In response to our article, “Someone Would Have Talked,” a reader posted this comment. We think it deserves wider exposure:
“Someone would have talked”: On Believers and Questioners
By “Capt. America”
Person #1: [States a plausible theory concerning how the government may have conducted a nefarious operation and then lied to the public about it.]
Person #2: That’s impossible. There would have to have been so many people involved. Someone would have talked.
Who is right: Person #1 or Person #2?
No matter how much research Person #1 does, he can never attain absolute certainty about his theory. Absolute certainty about empirical matters is impossible. See Rene Descartes, Meditations I. However, the difference between Person #1 and Person #2 is not in the truth-value of their respective beliefs, but rather their orientation towards truth itself.
Person #2 is a Believer whereas Person #1 is a Questioner. Most Questioners used to be Believers; it is rare to find a Believer who used to be a Questioner.
Questioners are a tortured lot.

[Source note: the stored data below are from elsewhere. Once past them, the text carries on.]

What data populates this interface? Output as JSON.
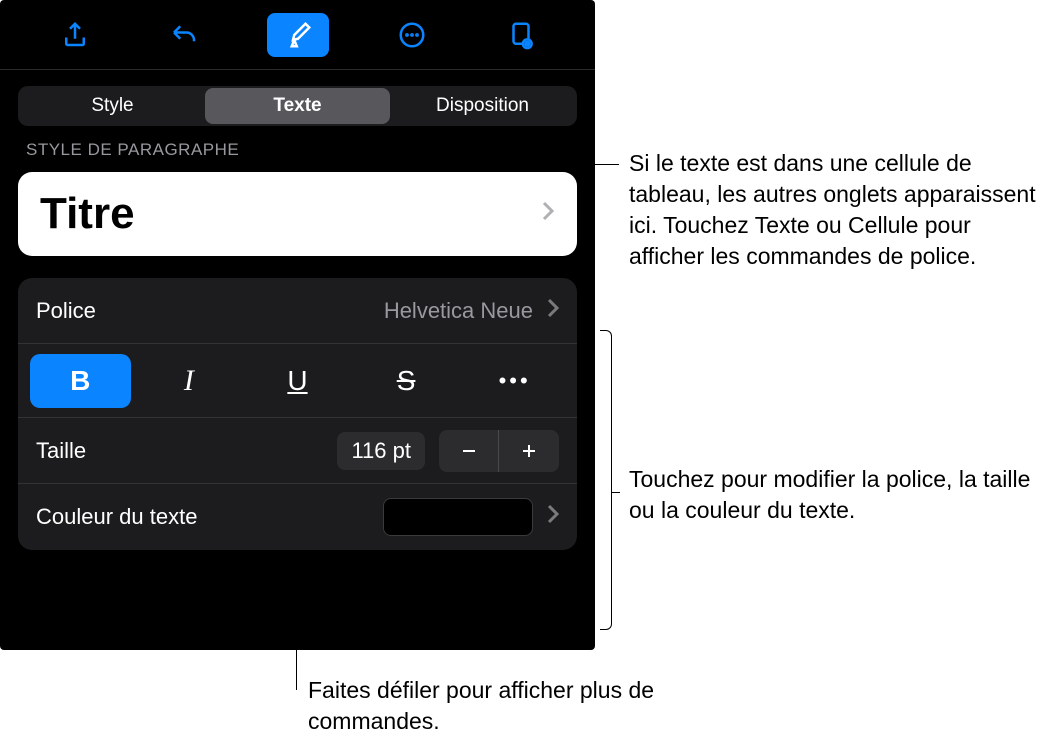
{
  "tabs": {
    "style": "Style",
    "texte": "Texte",
    "disposition": "Disposition"
  },
  "section": {
    "paragraph": "STYLE DE PARAGRAPHE"
  },
  "paragraphStyle": {
    "title": "Titre"
  },
  "font": {
    "label": "Police",
    "value": "Helvetica Neue"
  },
  "format": {
    "bold": "B",
    "italic": "I",
    "underline": "U",
    "strike": "S",
    "more": "•••"
  },
  "size": {
    "label": "Taille",
    "value": "116 pt"
  },
  "textColor": {
    "label": "Couleur du texte"
  },
  "callouts": {
    "c1": "Si le texte est dans une cellule de tableau, les autres onglets apparaissent ici. Touchez Texte ou Cellule pour afficher les commandes de police.",
    "c2": "Touchez pour modifier la police, la taille ou la couleur du texte.",
    "c3": "Faites défiler pour afficher plus de commandes."
  }
}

On one hand, they are constantly attempting to save Believers from their certainty in the “consensus opinion.” On the other hand, Questioners are constantly attempting to test those few beliefs that they have attained, which they acknowledge to have been imperfectly established. This is a never-ending task and the Questioners are never satisfied.

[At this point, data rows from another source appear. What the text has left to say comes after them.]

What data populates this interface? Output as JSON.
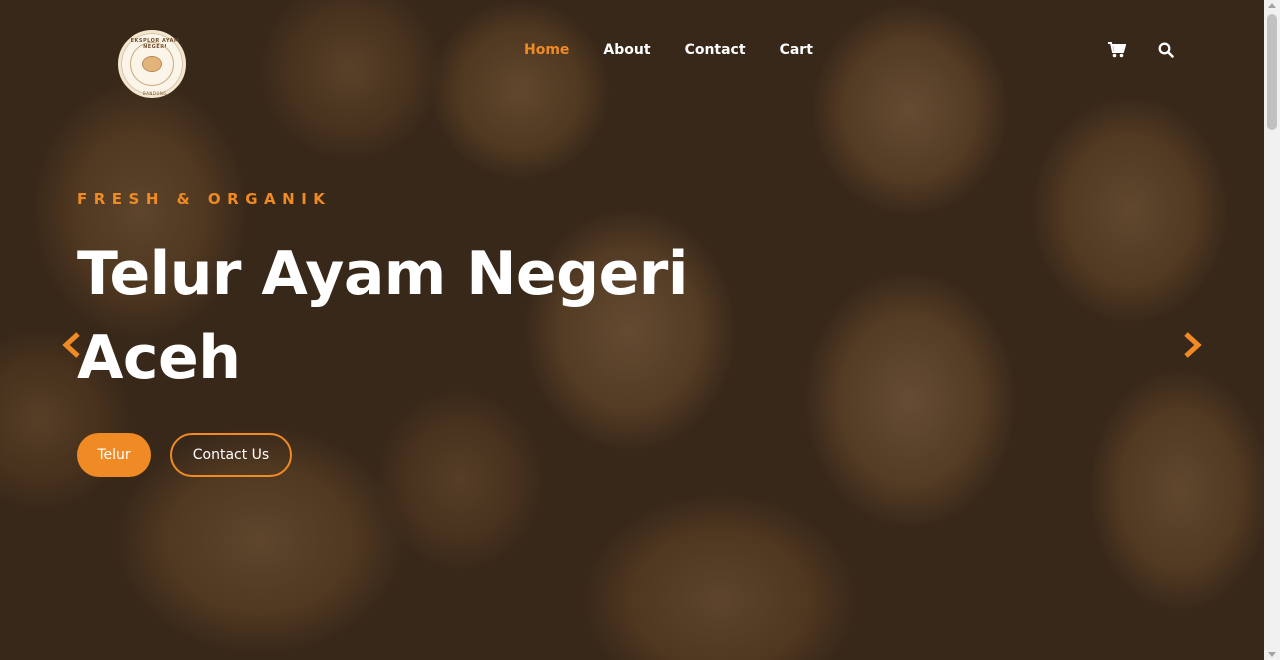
{
  "header": {
    "logo": {
      "text_top": "EKSPLOR AYAM NEGERI",
      "text_bottom": "BANDUNG"
    },
    "nav": [
      {
        "label": "Home",
        "active": true
      },
      {
        "label": "About",
        "active": false
      },
      {
        "label": "Contact",
        "active": false
      },
      {
        "label": "Cart",
        "active": false
      }
    ],
    "icons": [
      "cart-icon",
      "search-icon"
    ]
  },
  "hero": {
    "eyebrow": "FRESH & ORGANIK",
    "title": "Telur Ayam Negeri Aceh",
    "primary_button": "Telur",
    "secondary_button": "Contact Us"
  },
  "carousel": {
    "prev_icon": "chevron-left-icon",
    "next_icon": "chevron-right-icon"
  },
  "colors": {
    "accent": "#f08a24",
    "text": "#ffffff"
  }
}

Believers, by contrast, spend most of their time in blissful ignorance. They see the world as “given” and spend their time worrying about things like sports, interpersonal relationships or career advancement. While some Believers get their worldview from watching or reading the News, most get it by osmosis, by referring to what “most people think” as a guide.
Believers and Questioners are fundamentally at odds. Questioners either view Believers as simpletons or (as stated above) as naive souls to be saved. While many Questioners find Believers boring or pathetic, Questioners do not usually hate Believers. However, Believers invariably detest Questioners. See Plato, The Trial of Socrates.
The reason for Believer’s hate of the Questioner is based on the fact that the Questioner, simply by posing the question, succeeds in momentarily jolting the Believer out of his blissful ignorance. This momentary jolt is painful, of course, which causes the Believer to recoil at whatever idea the Questioner had momentarily created in his mind. The Believer’s salve is to reject that idea outright as preposterous. He will rely on any handy method to do so.
The “someone would have talked” argument is a handy method that Believers use to get rid of an uncomfortable idea. If the “someone would have talked” phenomenon is as true as the law of gravity, then why, the Questioner asks, does the government go to the pains of conducting background checks? Why did no one talk about Operation Northwoods before it became declassified? Why does barely anyone talk about it now?
The Questioner is relentless. If he goes to too far, though, the Believer is going to have to rely on other means to get back to the blissful state to which he has become attached. When he fails to refute the Questioner on his own, he will resort to others. He will turn to other Believers and say “Look at this guy! How crazy is he!?” The other Believers will be quick to rally around the irked Believer-cum-leader. Before you know it, the Questioner has become an outcast. Or worse.
When the Believers are done with him, the Questioner will eventually become “no one.”
This is the reason why the “someone would have talked” argument fails: because whoever talks is no longer someone worth being listened to, at least as far as the Believer is concerned.
But I wouldn’t try to explain this to a Believer, if I were you.